The User mainly logs in from the USA, especially Denver, Colorado, using various VPNs including Poly Zero Touch Provisioning and Amazon.com, and various browsers-mainly Chrome. Activity peaks between 2pm and 8pm UTC, with logins from Apple Mac devices. The IP addresses range from residential to corporate, including some with high fraud scores, and most frequently involve access to AWS Client VPN and Okta with occasional Azure and GitHub logins. There are a few high fraud risk IP addresses and some anomalous logins from Irving, Texas, which should be investigated.
Anomalous_behavior
logged in from Irving, Texas using the lumen proxy, logged in from Denver, Colorado using the amazon.com vpn, failed login from an Apple iPhone in Denver, ColoradoCommon patterns: logs in from Denver without using a VPN, uses a Mac OS X device with Chrome browser, frequently logs in from an Apple Mac device
Each of the statistical aggregations, frequent user patterns and anomalies are insightful on their own. To achieve our single-pane view, we send all of this information to a custom-built AI agent to get text summaries for easy consumption in a natural language report.

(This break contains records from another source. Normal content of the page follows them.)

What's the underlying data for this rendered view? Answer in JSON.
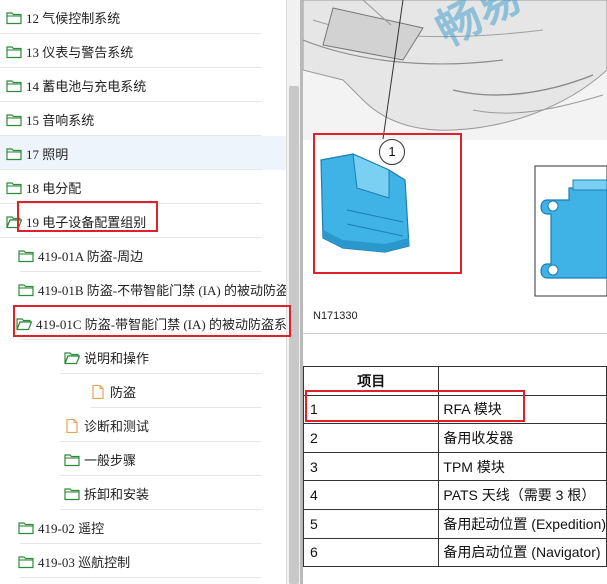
{
  "tree": {
    "items": [
      {
        "label": "12 气候控制系统",
        "icon": "folder-icon"
      },
      {
        "label": "13 仪表与警告系统",
        "icon": "folder-icon"
      },
      {
        "label": "14 蓄电池与充电系统",
        "icon": "folder-icon"
      },
      {
        "label": "15 音响系统",
        "icon": "folder-icon"
      },
      {
        "label": "17 照明",
        "icon": "folder-icon"
      },
      {
        "label": "18 电分配",
        "icon": "folder-icon"
      },
      {
        "label": "19 电子设备配置组别",
        "icon": "folder-open-icon"
      },
      {
        "label": "419-01A 防盗-周边",
        "icon": "folder-icon"
      },
      {
        "label": "419-01B 防盗-不带智能门禁 (IA) 的被动防盗",
        "icon": "folder-icon"
      },
      {
        "label": "419-01C 防盗-带智能门禁 (IA) 的被动防盗系",
        "icon": "folder-open-icon"
      },
      {
        "label": "说明和操作",
        "icon": "folder-open-icon"
      },
      {
        "label": "防盗",
        "icon": "document-icon"
      },
      {
        "label": "诊断和测试",
        "icon": "document-icon"
      },
      {
        "label": "一般步骤",
        "icon": "folder-icon"
      },
      {
        "label": "拆卸和安装",
        "icon": "folder-icon"
      },
      {
        "label": "419-02 遥控",
        "icon": "folder-icon"
      },
      {
        "label": "419-03 巡航控制",
        "icon": "folder-icon"
      }
    ]
  },
  "doc": {
    "watermark": "畅易",
    "callout_number": "1",
    "figure_label": "N171330",
    "table": {
      "header_item": "项目",
      "rows": [
        {
          "num": "1",
          "item": "RFA 模块"
        },
        {
          "num": "2",
          "item": "备用收发器"
        },
        {
          "num": "3",
          "item": "TPM 模块"
        },
        {
          "num": "4",
          "item": "PATS 天线（需要 3 根）"
        },
        {
          "num": "5",
          "item": "备用起动位置 (Expedition)"
        },
        {
          "num": "6",
          "item": "备用启动位置 (Navigator)"
        }
      ]
    }
  },
  "colors": {
    "highlight": "#e0212b",
    "folder": "#2e8b3a",
    "document": "#e8a25a",
    "module": "#3fb3e6"
  }
}
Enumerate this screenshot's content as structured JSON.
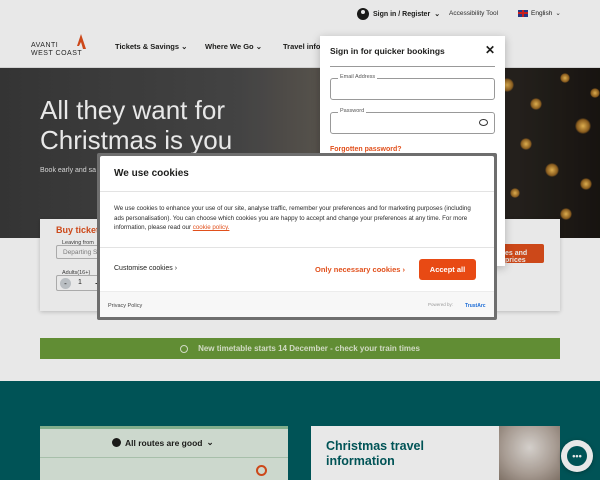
{
  "utility": {
    "signin": "Sign in / Register",
    "accessibility": "Accessibility Tool",
    "language": "English"
  },
  "nav": {
    "logo_line1": "AVANTI",
    "logo_line2": "WEST COAST",
    "items": [
      "Tickets & Savings",
      "Where We Go",
      "Travel info"
    ]
  },
  "hero": {
    "title_line1": "All they want for",
    "title_line2": "Christmas is you",
    "subtitle": "Book early and ",
    "subtitle_fragment": "sa"
  },
  "booking": {
    "title": "Buy tickets",
    "leaving_label": "Leaving from",
    "leaving_placeholder": "Departing St",
    "adults_label": "Adults(16+)",
    "adults_minus": "-",
    "adults_value": "1",
    "adults_plus": "+",
    "times_button": "es and prices"
  },
  "banner": {
    "text": "New timetable starts 14 December - check your train times"
  },
  "routes": {
    "title": "All routes are good"
  },
  "christmas_card": {
    "title": "Christmas travel information"
  },
  "signin_panel": {
    "title": "Sign in for quicker bookings",
    "close": "✕",
    "email_label": "Email Address",
    "password_label": "Password",
    "forgot": "Forgotten password?"
  },
  "cookie": {
    "title": "We use cookies",
    "body": "We use cookies to enhance your use of our site, analyse traffic, remember your preferences and for marketing purposes (including ads personalisation). You can choose which cookies you are happy to accept and change your preferences at any time. For more information, please read our ",
    "link": "cookie policy.",
    "customise": "Customise cookies ›",
    "only_necessary": "Only necessary cookies ›",
    "accept_all": "Accept all",
    "privacy": "Privacy Policy",
    "powered": "Powered by:",
    "trustarc": "TrustArc"
  },
  "colors": {
    "accent": "#e1501c",
    "teal": "#005c5f",
    "green": "#6b9b3a"
  },
  "icons": [
    "user-icon",
    "chevron-down-icon",
    "flag-icon",
    "close-icon",
    "eye-icon",
    "check-circle-icon",
    "pin-icon",
    "chat-icon"
  ]
}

We send these reports to our portal to allow for on-demand insights through both our report text and tables, allowing streamlined analysis for our analysts and a shared understanding with a customer-published identity threat.
Identity isn’t going anywhere
Gathering detailed telemetry from supported identity providers and leveraging AI agents to create human readable user-baseline reports has accelerated our ability to thoroughly and effectively investigate identity threats. This is super important because as we underscore in our recently published 2025 Threat Detection Report, identities are high priorities for adversaries as they seek access information contained within business-critical cloud assets and SaaS applications.
Baselining is also crucial because identity security products can create an overwhelming amount of noise with alerting that’s difficult to parse without a great deal of context. While identity alerting, logging, and telemetry have been available for many years, the advent of readily available AI tools present an opportunity for security operations teams. Investigating potential identity threats is a laborious task. However, well-designed AI agents with access to relevant identity logging can perform the time-consuming work of gathering rich context for analysts so they can make the most informed decisions possible about whether a login is benign or anomalous and suspicious or malicious.